Saturday, 4 July 2015
Pope Francis gets to see
my new book before I do
The third volume of Treasures of Irish Christianity was launched in Saint Patrick’s College, Maynooth, this afternoon.
I have contributed two chapters to the latest volume in this series, edited by Salvador Ryan, Professor of Ecclesiastical History in Maynooth. One paper looks at Sir Richard Church (1784-1873), an Irish Anglican from Cork who became commander-in-chief of the Greek army during the war of independence in the early 19th century, and later became a life Senator in Greece.
The second paper tells of the story of the Stewart family from Dublin who went to China with what is now the Dublin University Far Eastern Mission, and were martyred in 1895.
Many of the contributors to this handsome and elegantly illustrated volume gathered in the Renehan Hall in Maynooth this afternoon for the launch of this new book, published by Veritas.

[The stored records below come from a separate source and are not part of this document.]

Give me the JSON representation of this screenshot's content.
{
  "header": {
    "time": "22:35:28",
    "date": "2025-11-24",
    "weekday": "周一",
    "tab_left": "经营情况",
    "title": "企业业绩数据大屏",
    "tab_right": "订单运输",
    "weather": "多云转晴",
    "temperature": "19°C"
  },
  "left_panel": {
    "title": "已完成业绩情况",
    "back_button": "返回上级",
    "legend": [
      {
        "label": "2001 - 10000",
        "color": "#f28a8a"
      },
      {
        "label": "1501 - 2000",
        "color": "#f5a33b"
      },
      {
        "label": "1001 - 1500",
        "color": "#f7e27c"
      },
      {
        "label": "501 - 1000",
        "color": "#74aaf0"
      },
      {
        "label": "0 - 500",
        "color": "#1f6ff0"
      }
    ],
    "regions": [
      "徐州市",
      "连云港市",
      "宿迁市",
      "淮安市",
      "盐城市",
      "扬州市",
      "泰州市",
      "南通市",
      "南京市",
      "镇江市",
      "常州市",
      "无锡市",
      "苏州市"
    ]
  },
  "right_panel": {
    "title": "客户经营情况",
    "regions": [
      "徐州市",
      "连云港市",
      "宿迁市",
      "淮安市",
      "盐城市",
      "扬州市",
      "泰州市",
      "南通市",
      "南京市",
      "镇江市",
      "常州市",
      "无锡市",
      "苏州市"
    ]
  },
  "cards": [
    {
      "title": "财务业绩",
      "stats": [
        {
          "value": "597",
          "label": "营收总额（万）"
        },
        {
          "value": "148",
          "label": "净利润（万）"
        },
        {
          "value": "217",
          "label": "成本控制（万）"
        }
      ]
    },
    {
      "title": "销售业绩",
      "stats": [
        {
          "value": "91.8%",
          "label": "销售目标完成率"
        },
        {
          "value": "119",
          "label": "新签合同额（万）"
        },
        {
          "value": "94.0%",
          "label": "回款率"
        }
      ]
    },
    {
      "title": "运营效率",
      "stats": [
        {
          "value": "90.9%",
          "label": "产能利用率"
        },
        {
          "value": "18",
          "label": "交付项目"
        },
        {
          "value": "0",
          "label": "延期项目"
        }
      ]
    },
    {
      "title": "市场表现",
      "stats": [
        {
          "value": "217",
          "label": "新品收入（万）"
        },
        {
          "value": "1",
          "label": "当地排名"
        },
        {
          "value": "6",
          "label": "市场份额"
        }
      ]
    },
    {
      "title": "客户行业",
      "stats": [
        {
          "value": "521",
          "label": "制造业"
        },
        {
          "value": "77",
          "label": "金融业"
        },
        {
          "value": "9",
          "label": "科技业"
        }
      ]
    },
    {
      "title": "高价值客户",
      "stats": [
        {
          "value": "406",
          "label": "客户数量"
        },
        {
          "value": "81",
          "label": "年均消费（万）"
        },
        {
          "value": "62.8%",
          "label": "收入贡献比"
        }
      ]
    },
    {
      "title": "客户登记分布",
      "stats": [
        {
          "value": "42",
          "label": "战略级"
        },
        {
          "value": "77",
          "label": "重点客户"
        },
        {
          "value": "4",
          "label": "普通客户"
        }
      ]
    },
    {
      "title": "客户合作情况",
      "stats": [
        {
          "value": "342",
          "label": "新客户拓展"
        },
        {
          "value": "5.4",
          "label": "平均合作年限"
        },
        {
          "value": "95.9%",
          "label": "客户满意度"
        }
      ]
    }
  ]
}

But Salvador Ryan and Ciara Sherlock, Marketing Manager of Veritas told us the new book has already been put into the hands of Pope Francis in Rome.
Father John-Paul Sheridan was in Rome last week with his ordination class to celebrate the 25th anniversary of their ordinations. After Mass on Friday [26 June] in Casa Santa Marta, he presented Pope Francis with a box set of all three volumes of Treasures of Irish Christianity.
Volume III was officially published today when it was launched in Maynooth by the former Minister for Education, Mary O’Rourke. This volume looks at ‘the Irish abroad’ from the earliest centuries to the present day, with a special emphasis on the historical contribution of Irish missionaries.
The other topics include a retelling by Professor Raymond Gillespie of an account by the Revd Devereux Spratt, a 17th century Church of Ireland priest, of being captured by North African pirates; Father Michael Costelloe, the Galway-born priest who debated with the American abolitionist John Brown before his execution in 1859; an Irish Presbyterian missionary’s sermon that caused a whole social movement in 19th century New Zealand; the Brethren mission in China and the Dublin University Mission in Bengal; Irish military chaplains in World War I; and Father Hugh Sands, the missionary from Newry who met Mao Tse-tung.
Treasures of Irish Christianity Volume III takes its cue from this year’s celebration of the 1,400th anniversary of the death of Saint Columbanus. It follows the successes of the previous volumes published in 2012 and 2013.
Treasures of Irish Christianity Volume II A People of the Word, edited by Salvador Ryan and Brendan Leahy, now Bishop of Limerick, “celebrates Irish Christian belief, tradition and practice over almost 1,600 years.”
Treasures of Irish Christianity People and Places, Images and Texts, also edited by Salvador Ryan and Brendan Leahy, was published as a contribution to the International Eucharistic Congress.